To fight back, the majors have been piling on additional flights, hoping to avoid ceding even more market share. Problem is, that strategy simply drives prices lower. United and Delta's new "low-fare" airlines, Ted and Song, aren't likely to help either. They sidestep some of their parents' restrictive work rules, but they come nowhere near matching the discounters' low labor costs. Not surprisingly, the majors disagree. They claim that to prosper, they don't need to match the discounters' costs, just narrow the existing gap. And they're trying hard. Delta, for example, is seeking a 30% pay cut from its pilots. "We'll never have their cost structure," says American's Cush. "But with our revenue premium, we can compete effectively."

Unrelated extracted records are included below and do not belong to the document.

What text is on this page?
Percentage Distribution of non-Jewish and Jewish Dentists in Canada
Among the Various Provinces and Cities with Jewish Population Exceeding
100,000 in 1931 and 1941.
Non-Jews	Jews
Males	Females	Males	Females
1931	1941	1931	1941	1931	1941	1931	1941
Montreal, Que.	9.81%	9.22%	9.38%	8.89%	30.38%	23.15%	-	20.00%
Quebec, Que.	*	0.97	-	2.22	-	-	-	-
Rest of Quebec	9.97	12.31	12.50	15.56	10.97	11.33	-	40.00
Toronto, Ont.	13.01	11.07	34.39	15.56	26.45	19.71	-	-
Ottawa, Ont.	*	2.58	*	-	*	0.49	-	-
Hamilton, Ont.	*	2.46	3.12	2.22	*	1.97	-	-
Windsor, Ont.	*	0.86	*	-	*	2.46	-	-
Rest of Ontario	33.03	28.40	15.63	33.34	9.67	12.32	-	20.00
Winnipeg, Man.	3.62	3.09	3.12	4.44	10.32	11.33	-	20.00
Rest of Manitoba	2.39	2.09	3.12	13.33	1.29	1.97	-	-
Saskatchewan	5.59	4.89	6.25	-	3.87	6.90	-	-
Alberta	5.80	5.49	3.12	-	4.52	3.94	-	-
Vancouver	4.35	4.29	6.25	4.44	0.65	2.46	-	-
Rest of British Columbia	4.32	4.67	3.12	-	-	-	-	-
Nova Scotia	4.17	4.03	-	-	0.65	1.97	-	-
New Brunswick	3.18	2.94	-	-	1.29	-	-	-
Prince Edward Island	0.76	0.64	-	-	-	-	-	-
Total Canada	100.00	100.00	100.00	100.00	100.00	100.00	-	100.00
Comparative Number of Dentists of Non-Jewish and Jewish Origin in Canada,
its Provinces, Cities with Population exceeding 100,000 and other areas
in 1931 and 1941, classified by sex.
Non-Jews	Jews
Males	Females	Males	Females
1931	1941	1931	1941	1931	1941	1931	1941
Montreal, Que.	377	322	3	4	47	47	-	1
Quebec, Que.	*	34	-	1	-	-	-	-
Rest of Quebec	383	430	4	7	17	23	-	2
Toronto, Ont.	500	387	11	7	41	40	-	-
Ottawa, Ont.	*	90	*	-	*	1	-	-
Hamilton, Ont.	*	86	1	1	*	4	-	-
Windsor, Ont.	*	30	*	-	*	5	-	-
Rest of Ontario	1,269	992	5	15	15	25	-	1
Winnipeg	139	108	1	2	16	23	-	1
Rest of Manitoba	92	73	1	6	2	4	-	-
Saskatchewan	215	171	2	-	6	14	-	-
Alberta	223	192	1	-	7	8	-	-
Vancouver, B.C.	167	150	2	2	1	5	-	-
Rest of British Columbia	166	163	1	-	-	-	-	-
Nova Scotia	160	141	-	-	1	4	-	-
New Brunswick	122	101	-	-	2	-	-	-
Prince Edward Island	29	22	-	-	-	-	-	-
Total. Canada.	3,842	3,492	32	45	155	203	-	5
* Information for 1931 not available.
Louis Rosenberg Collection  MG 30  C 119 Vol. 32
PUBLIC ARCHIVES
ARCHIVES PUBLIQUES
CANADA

What will become of the majors? Right now, US Airways is the shakiest (the strongest are American, Continental, and Northwest). It's highly possible that US Air will simply sell its assets: If the airline's cash position falls below $700 million (it's about $1 billion now), the U.S. government can declare it in default of its loan guarantee, possibly forcing a liquidation. United, after 18 months in bankruptcy, is now seeking a $1.6 billion federal bailout. But given US Air's problems, United probably won't get it. As for Delta, it has told the SEC it may soon file for bankruptcy.

And that may be the industry's Hail Mary pass. In the airline business there are only two ways to get big cost reductions: Use the threat of bankruptcy to push the unions, or renegotiate the union contracts in Chapter 11. Unfortunately, the cuts the majors need to compete are so deep--on the order of 30% to 40%--that their hostile unions will never grant them. Even the savings from bankruptcy have never been sufficient to put the majors on a par with the discounters.

The smart money, then, says that we will see a combination of mergers, liquidations, and, finally, a group of fewer carriers concentrating on niche markets. An industry insider predicts that only three majors will be flying in five years. They will keep their lucrative international routes, especially the well-protected ones to Asia. They will also continue to connect medium-sized cities to other medium-sized cities--that's a business that's perfectly suited to their hub-and-spoke networks.

When you think about it, this all makes complete sense. After all, the deregulation of the airline industry was designed to give consumers lots of competition and lower prices. To achieve deregulation's promise, the discounters had to win. It just took 26 years for that to happen.